Zum Abschluss noch ein paar Hinweise, wie Sie mit aufgefundenen Zitaten umgehen können:
Sollten Sie auf ein Zitat ohne exakte Quellenangabe stoßen (und exakt meint: Entweder aus einer der Werkausgaben oder mit Angabe der Originalpublikation (also beispielsweise eine Nummer der Weltbühne oder der Vossischen Zeitung o.ä.)), so prüfen Sie nach, ob sie die Phrase beim Projekt Gutenberg oder bei textlog.de finden. Diese beruhen beide wesentlich auf den bereits erfolgten Editionen. Sollten Sie auch dort nicht fündig werden: Lassen Sie die Finger davon. Die Wahrscheinlichkeit, auf ein pointiertes Zitat zu stoßen, das bisher noch nicht aufgefunden und publiziert wurde, ist gering – wenn auch durchaus vorhanden: Tucholsky war ein geradezu besessener Vielschreiber, es ist durchaus möglich, dass es dort Schätze zu heben gibt. Aber, mal unter uns: Wenn jemand einen solchen Schatz hebt: Würde der oder diejenige dann nicht die Quelle angeben? Wenn Sie jedoch ganz sicher gehen wollen, dann konsultieren Sie die Gesamtausgabe, gegebenenfalls in der nächstgelegenen Bibliothek, die sie im Bestand hat.
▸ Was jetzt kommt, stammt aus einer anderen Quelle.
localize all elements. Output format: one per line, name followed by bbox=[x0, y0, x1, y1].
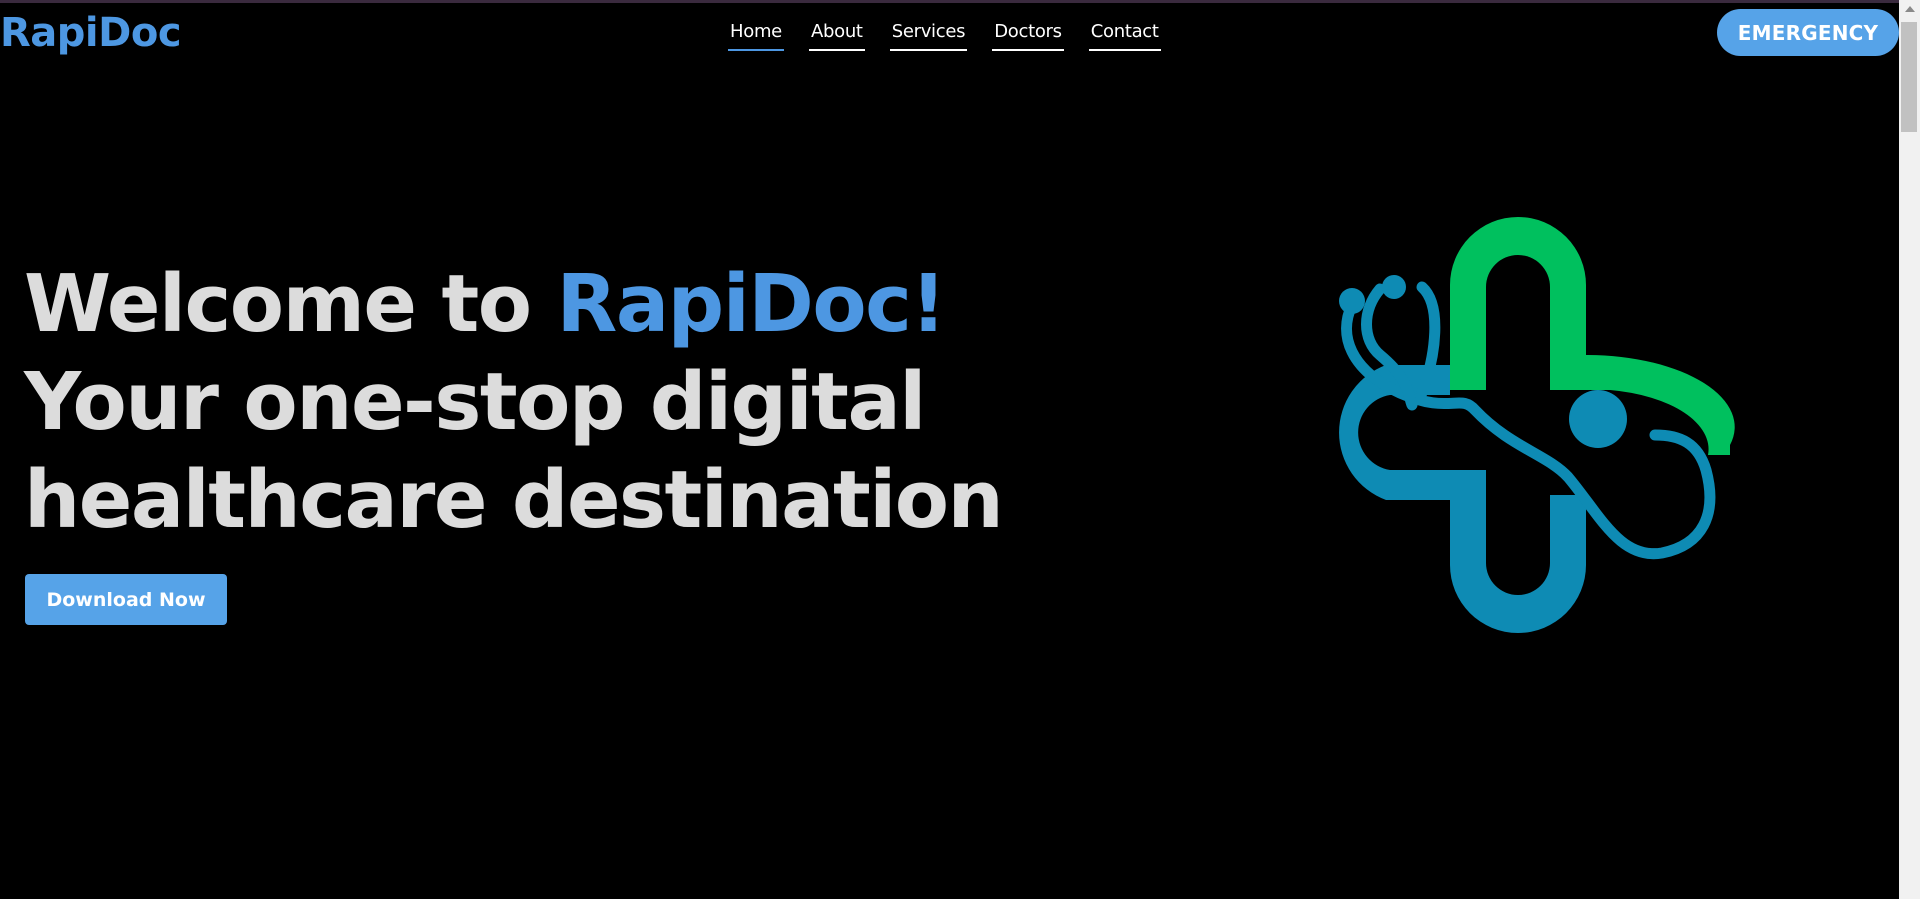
hero-line3: healthcare destination bbox=[24, 454, 1004, 546]
emergency-button[interactable]: EMERGENCY bbox=[1717, 9, 1899, 56]
nav-services[interactable]: Services bbox=[889, 18, 968, 51]
earpiece-left bbox=[1339, 288, 1365, 314]
medical-cross-stethoscope-icon bbox=[1339, 217, 1735, 633]
hero-brand-name: RapiDoc! bbox=[556, 258, 947, 350]
nav-home[interactable]: Home bbox=[728, 18, 784, 51]
window-top-strip bbox=[0, 0, 1920, 3]
nav-contact[interactable]: Contact bbox=[1088, 18, 1161, 51]
main-nav: Home About Services Doctors Contact bbox=[728, 18, 1186, 51]
hero-line2: Your one-stop digital bbox=[24, 356, 926, 448]
hero-heading: Welcome to RapiDoc! Your one-stop digital… bbox=[24, 255, 1004, 549]
site-logo[interactable]: RapiDoc bbox=[0, 9, 182, 57]
earpiece-right bbox=[1382, 275, 1406, 299]
scrollbar-thumb[interactable] bbox=[1901, 22, 1917, 132]
stethoscope-chestpiece bbox=[1569, 390, 1627, 448]
scroll-up-icon[interactable] bbox=[1905, 6, 1915, 12]
download-now-button[interactable]: Download Now bbox=[25, 574, 227, 625]
nav-about[interactable]: About bbox=[808, 18, 865, 51]
nav-doctors[interactable]: Doctors bbox=[992, 18, 1064, 51]
hero-line1-prefix: Welcome to bbox=[24, 258, 557, 350]
page-scrollbar[interactable] bbox=[1899, 0, 1920, 899]
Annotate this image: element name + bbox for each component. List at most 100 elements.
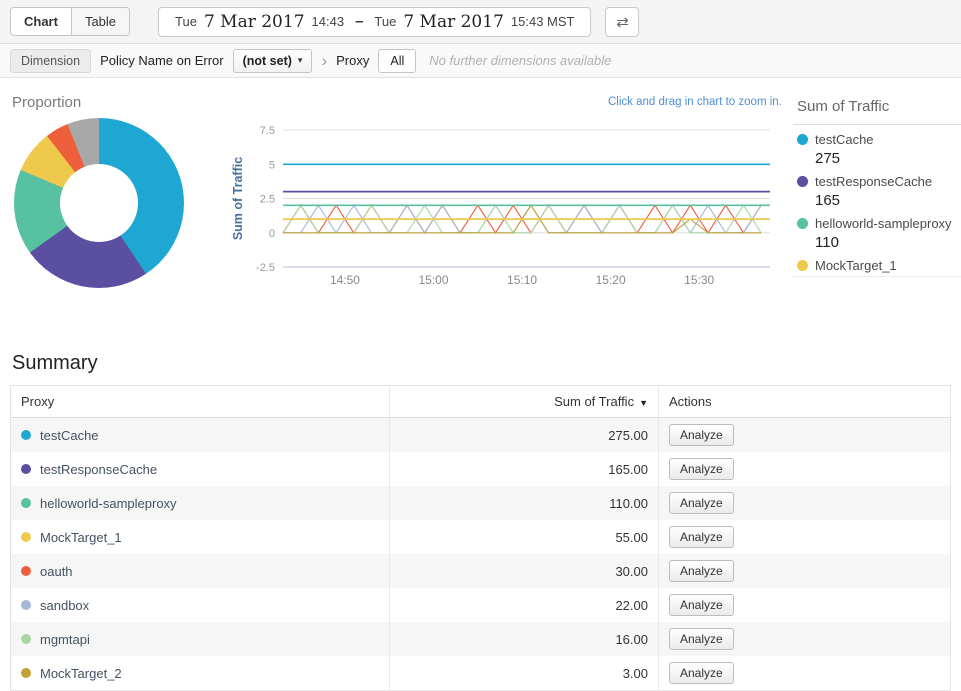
series-color-dot [797,260,808,271]
analyze-button[interactable]: Analyze [669,594,734,616]
table-row: testResponseCache165.00Analyze [11,452,951,486]
traffic-value: 16.00 [390,622,659,656]
view-toggle: Chart Table [10,7,130,36]
table-row: sandbox 22.00 Analyze [11,588,951,622]
chart-view-button[interactable]: Chart [11,8,71,35]
proxy-name: oauth [40,564,73,579]
table-row: oauth 30.00 Analyze [11,554,951,588]
svg-text:-2.5: -2.5 [256,262,275,274]
table-header-row: Proxy Sum of Traffic ▼ Actions [11,386,951,418]
proxy-name: mgmtapi [40,632,90,647]
table-row: MockTarget_2 3.00 Analyze [11,656,951,691]
analyze-button[interactable]: Analyze [669,526,734,548]
proxy-name: sandbox [40,598,89,613]
sort-desc-icon: ▼ [639,398,648,408]
table-row: MockTarget_1 55.00 Analyze [11,520,951,554]
summary-section: Summary Proxy Sum of Traffic ▼ Actions te… [0,352,961,691]
series-name: MockTarget_1 [815,258,897,273]
proxy-name: MockTarget_1 [40,530,122,545]
dimension-name: Policy Name on Error [100,53,224,68]
start-date: 7 Mar 2017 [204,12,305,32]
column-header-actions: Actions [659,386,951,418]
series-color-dot [21,668,31,678]
table-row: helloworld-sampleproxy110.00Analyze [11,486,951,520]
traffic-value: 3.00 [390,656,659,691]
caret-down-icon: ▾ [298,55,303,66]
svg-text:2.5: 2.5 [260,194,275,206]
svg-text:15:30: 15:30 [684,273,714,287]
legend-item[interactable]: MockTarget_155 [793,251,961,277]
column-header-proxy[interactable]: Proxy [11,386,390,418]
legend-item[interactable]: helloworld-sampleproxy110 [793,209,961,251]
date-range-picker[interactable]: Tue 7 Mar 2017 14:43 – Tue 7 Mar 2017 15… [158,7,591,37]
proxy-name: testCache [40,428,99,443]
series-color-dot [21,634,31,644]
toolbar: Chart Table Tue 7 Mar 2017 14:43 – Tue 7… [0,0,961,44]
proportion-donut[interactable] [14,118,184,288]
refresh-icon: ⇄ [616,13,629,31]
traffic-value: 22.00 [390,588,659,622]
chart-legend: Sum of Traffic testCache275testResponseC… [793,92,961,277]
series-color-dot [21,566,31,576]
end-date: 7 Mar 2017 [403,12,504,32]
start-day: Tue [175,14,197,29]
series-color-dot [21,430,31,440]
summary-table: Proxy Sum of Traffic ▼ Actions testCache 2… [10,385,951,691]
series-color-dot [21,498,31,508]
svg-text:15:00: 15:00 [419,273,449,287]
dimension-value-dropdown[interactable]: (not set) ▾ [233,49,313,73]
dimension-label: Dimension [10,49,91,73]
chevron-right-icon: › [321,52,327,69]
table-row: mgmtapi16.00Analyze [11,622,951,656]
svg-text:14:50: 14:50 [330,273,360,287]
dimension-selected-value: (not set) [243,54,292,68]
traffic-value: 165.00 [390,452,659,486]
dimensions-note: No further dimensions available [429,53,611,68]
refresh-button[interactable]: ⇄ [605,7,639,37]
analyze-button[interactable]: Analyze [669,458,734,480]
svg-text:Sum of Traffic: Sum of Traffic [231,157,245,240]
table-view-button[interactable]: Table [71,8,129,35]
series-value: 275 [797,150,961,167]
series-color-dot [797,176,808,187]
proxy-name: MockTarget_2 [40,666,122,681]
legend-title: Sum of Traffic [793,92,961,125]
table-row: testCache 275.00 Analyze [11,418,951,453]
svg-text:0: 0 [269,228,275,240]
end-time: 15:43 MST [511,14,575,29]
series-color-dot [797,218,808,229]
summary-title: Summary [12,352,951,375]
analyze-button[interactable]: Analyze [669,662,734,684]
summary-table-body: testCache275.00AnalyzetestResponseCache1… [11,418,951,691]
analyze-button[interactable]: Analyze [669,560,734,582]
svg-text:5: 5 [269,159,275,171]
svg-text:15:10: 15:10 [507,273,537,287]
series-value: 165 [797,192,961,209]
series-value: 110 [797,234,961,251]
series-name: testResponseCache [815,174,932,189]
drill-value-button[interactable]: All [378,49,416,73]
traffic-value: 275.00 [390,418,659,453]
proportion-label: Proportion [12,94,81,111]
traffic-line-chart[interactable]: 7.552.50-2.514:5015:0015:1015:2015:30Sum… [228,114,818,292]
traffic-value: 30.00 [390,554,659,588]
date-range-separator: – [355,13,363,30]
svg-text:15:20: 15:20 [596,273,626,287]
legend-item[interactable]: testCache 275 [793,125,961,167]
column-header-traffic[interactable]: Sum of Traffic ▼ [390,386,659,418]
traffic-value: 55.00 [390,520,659,554]
series-color-dot [21,532,31,542]
series-color-dot [21,600,31,610]
analyze-button[interactable]: Analyze [669,492,734,514]
legend-item[interactable]: testResponseCache 165 [793,167,961,209]
traffic-column-label: Sum of Traffic [554,394,634,409]
legend-items: testCache 275 testResponseCache 165hellowor… [793,125,961,277]
zoom-hint: Click and drag in chart to zoom in. [608,96,782,108]
end-day: Tue [374,14,396,29]
chart-panel: Proportion Click and drag in chart to zo… [0,78,961,340]
analyze-button[interactable]: Analyze [669,424,734,446]
series-name: testCache [815,132,874,147]
traffic-value: 110.00 [390,486,659,520]
dimension-bar: Dimension Policy Name on Error (not set)… [0,44,961,78]
start-time: 14:43 [312,14,345,29]
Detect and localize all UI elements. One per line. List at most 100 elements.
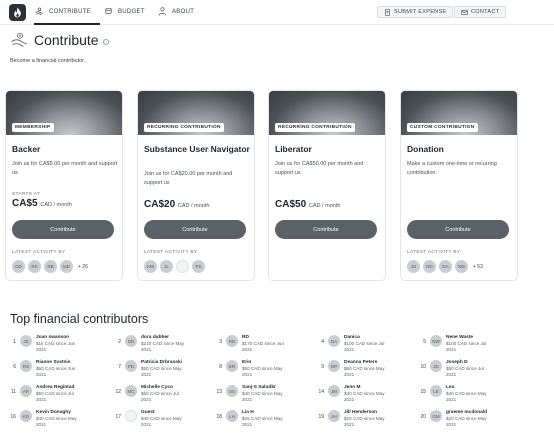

Eine gute Übersicht geprüfter Zitate findet sich bei Wikiquote.
Tucholsky veröffentlichte sehr viele kurze, pointierte Beiträge als sogenannte »Schnipsel«. Für den Einstieg kann daher eine gezielte Suche bei textlog.de schon einige sehr beeindruckende Ergebnisse bringen. Eine schöne Fundgrube für Tucholsky-Zitate, erschlossen durch einen guten Index, ist im Übrigen auch die von Wolfgang Hering und Hartmut Urban herausgegebene Sammlung »Schnipsel«, die auch zahlreiche Zitate aus längeren Texten enthält.